The second wave of the coronavirus pandemic had a less intense effect on joblessness than the first. Yet, the urban unemployment rate climbed to 12.6% in April-June 2021 on account of localised lockdowns from 9.3% in the prior three months. The number for the same quarter a year before was a staggering 20.8%, as a nationwide lockdown led to mass layoffs and a reverse migration of the urban workforce. The 11th round of the government’s periodic employment survey finds the labour force participation rate declined sequentially to 46.8% in April-June 2021 from 47.5% in the previous quarter, and it was not much of an improvement over the 45.9% during the first three months of the Covid outbreak in 2020.

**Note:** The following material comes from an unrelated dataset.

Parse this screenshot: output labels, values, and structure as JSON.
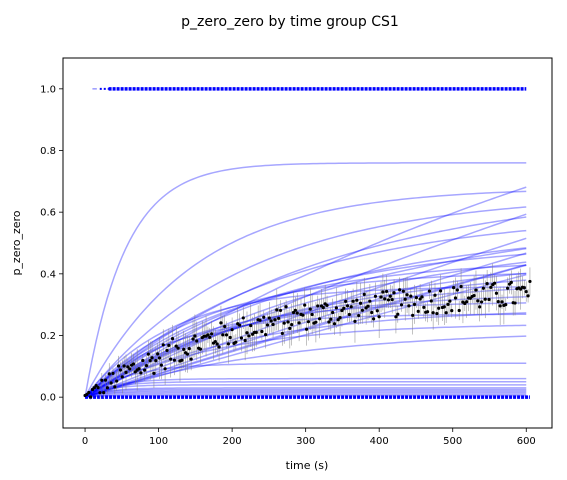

The narrative of a resurgent Indian economy falters over these numbers. A big chunk of the population pays an inordinately high price through loss of income as a fragile recovery sets in. These vulnerabilities are showing up in high-frequency indicators as a decline in demand, particularly for items of mass consumption. A public investment-led growth push must work its way to ailing consumption at the bottom of the pyramid through jobs. This segment of the workforce has been through two years of income insecurity. They now face the prospects of inflation with no immediately significant improvements in their employment prospects.
The government is relying on improved welfare delivery to address this vulnerability, as it tries to ramp up local manufacturing through various schemes. It is also on a declared course of privatisation that reduces the capacity to absorb surplus labour. These structural changes in the economy have been exacerbated by the pandemic as the onus of job creation moves from the visible hand of the state to the invisible one of the market. Welfare, even with vastly improved targeting, cannot be a substitute for jobs and job creation, and increasing welfare does not sit well with declining labour force participation. Growth has to – to use an unfashionable term – trickle down. Jobless growth is unsustainable.